За длинный стол, покрытый красной материей, на какой обычно писали лозунги, расселся президиум, предложенный секретарем партбюро. Первое слово торжественно предоставлялось директору. Для начала руководитель с серьезным лицом охарактеризовал международное положение, в котором оказалась артель. Затем постепенно перешел к теме партсобрания:
— Центральный комитет нашей партии, и лично товарищ Сталин уделяют все свое внимание хищениям нашей собственности…
Директор внимательно посмотрел в ту сторону, где расселся со своими сапожниками-коммунистами их бригадир Гиперштейн. Видимо, директор имел от кого-то информацию о работе сапожной мастерской.
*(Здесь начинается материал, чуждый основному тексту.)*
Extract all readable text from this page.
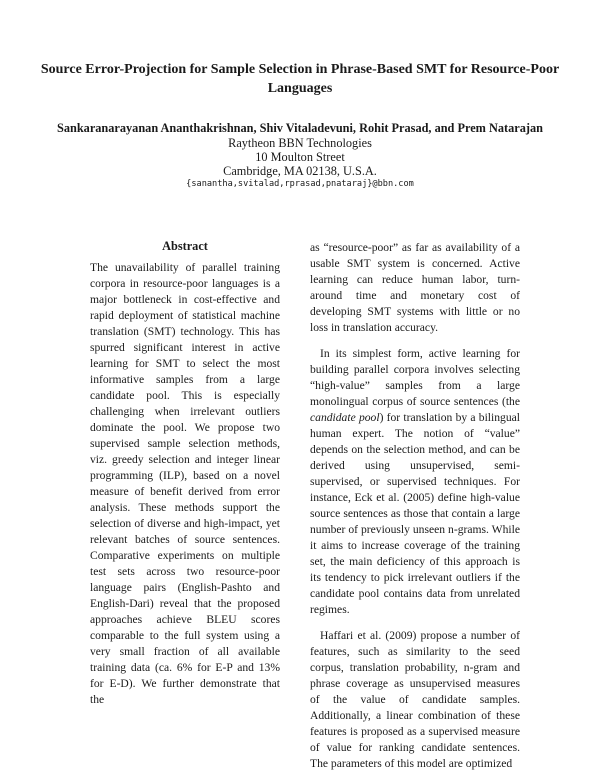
Source Error-Projection for Sample Selection in Phrase-Based SMT for Resource-Poor Languages
Sankaranarayanan Ananthakrishnan, Shiv Vitaladevuni, Rohit Prasad, and Prem Natarajan
Raytheon BBN Technologies
10 Moulton Street
Cambridge, MA 02138, U.S.A.
{sanantha,svitalad,rprasad,pnataraj}@bbn.com
Abstract

The unavailability of parallel training corpora in resource-poor languages is a major bottleneck in cost-effective and rapid deployment of statistical machine translation (SMT) technology. This has spurred significant interest in active learning for SMT to select the most informative samples from a large candidate pool. This is especially challenging when irrelevant outliers dominate the pool. We propose two supervised sample selection methods, viz. greedy selection and integer linear programming (ILP), based on a novel measure of benefit derived from error analysis. These methods support the selection of diverse and high-impact, yet relevant batches of source sentences. Comparative experiments on multiple test sets across two resource-poor language pairs (English-Pashto and English-Dari) reveal that the proposed approaches achieve BLEU scores comparable to the full system using a very small fraction of all available training data (ca. 6% for E-P and 13% for E-D). We further demonstrate that the

as “resource-poor” as far as availability of a usable SMT system is concerned. Active learning can reduce human labor, turn-around time and monetary cost of developing SMT systems with little or no loss in translation accuracy.

In its simplest form, active learning for building parallel corpora involves selecting “high-value” samples from a large monolingual corpus of source sentences (the candidate pool) for translation by a bilingual human expert. The notion of “value” depends on the selection method, and can be derived using unsupervised, semi-supervised, or supervised techniques. For instance, Eck et al. (2005) define high-value source sentences as those that contain a large number of previously unseen n-grams. While it aims to increase coverage of the training set, the main deficiency of this approach is its tendency to pick irrelevant outliers if the candidate pool contains data from unrelated regimes.

Haffari et al. (2009) propose a number of features, such as similarity to the seed corpus, translation probability, n-gram and phrase coverage as unsupervised measures of the value of candidate samples. Additionally, a linear combination of these features is proposed as a supervised measure of value for ranking candidate sentences. The parameters of this model are optimized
Или директору показалось, что бригада маловато откидывает ему от своих доходов.
— Нашей партийной ячейке, я хотел сказать, бюро, оказана большая честь побороться с расхитителями нашего имущества!
Директор еще внимательнее посмотрел на бригадира сапожников, что не ускользнуло от внимания Изи Рабиновича.
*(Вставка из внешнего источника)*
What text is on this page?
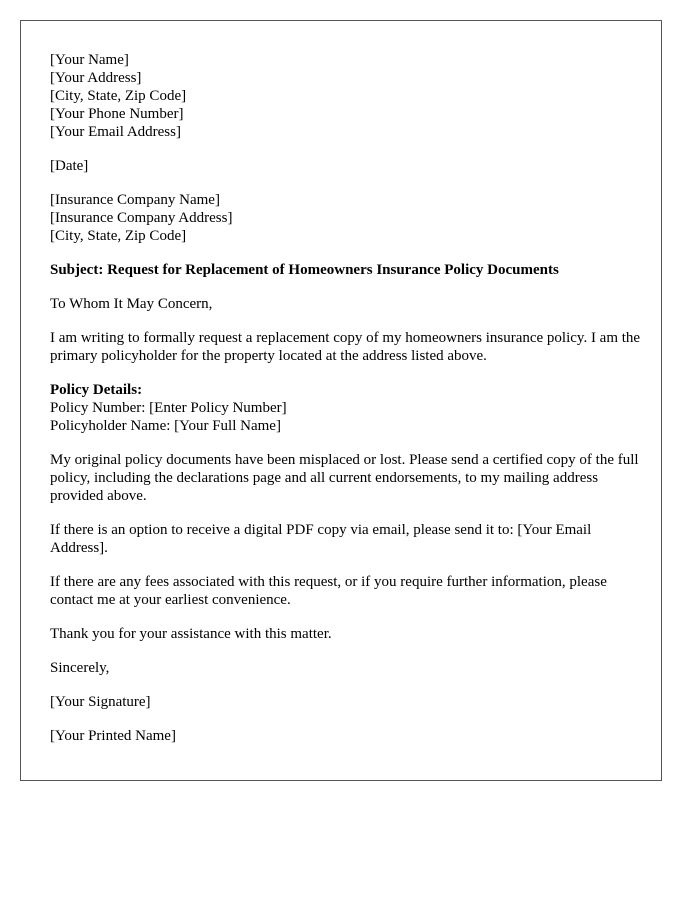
[Your Name]
[Your Address]
[City, State, Zip Code]
[Your Phone Number]
[Your Email Address]
[Date]
[Insurance Company Name]
[Insurance Company Address]
[City, State, Zip Code]

Subject: Request for Replacement of Homeowners Insurance Policy Documents

To Whom It May Concern,

I am writing to formally request a replacement copy of my homeowners insurance policy. I am the primary policyholder for the property located at the address listed above.

Policy Details:
Policy Number: [Enter Policy Number]
Policyholder Name: [Your Full Name]

My original policy documents have been misplaced or lost. Please send a certified copy of the full policy, including the declarations page and all current endorsements, to my mailing address provided above.

If there is an option to receive a digital PDF copy via email, please send it to: [Your Email Address].

If there are any fees associated with this request, or if you require further information, please contact me at your earliest convenience.

Thank you for your assistance with this matter.

Sincerely,

[Your Signature]

[Your Printed Name]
— Прошу всех коммунистов дать отпор троцкистам и бухаринцам и осудить практику разворовывания того, что мы имеем на сегодняшний день. Работникам нашей передовой артели не следует смотреть на несознательных граждан, которые тянут по домам то, что надо и не надо… Вам что, зарплаты не хватает? На Соловках или Колыме будет хватать?! Вперед к победе коммунизма!!! За дело Ленина-Сталина…
Кто-то затянул нудным голосом «Интернационал», на него со всех сторон дружно зашикали. Изя зачем-то крикнул, что он знает слова советского гимна.
— Партийный гимн никто не отменял! — закричал самый старый коммунист артели, товарищ Керцнер.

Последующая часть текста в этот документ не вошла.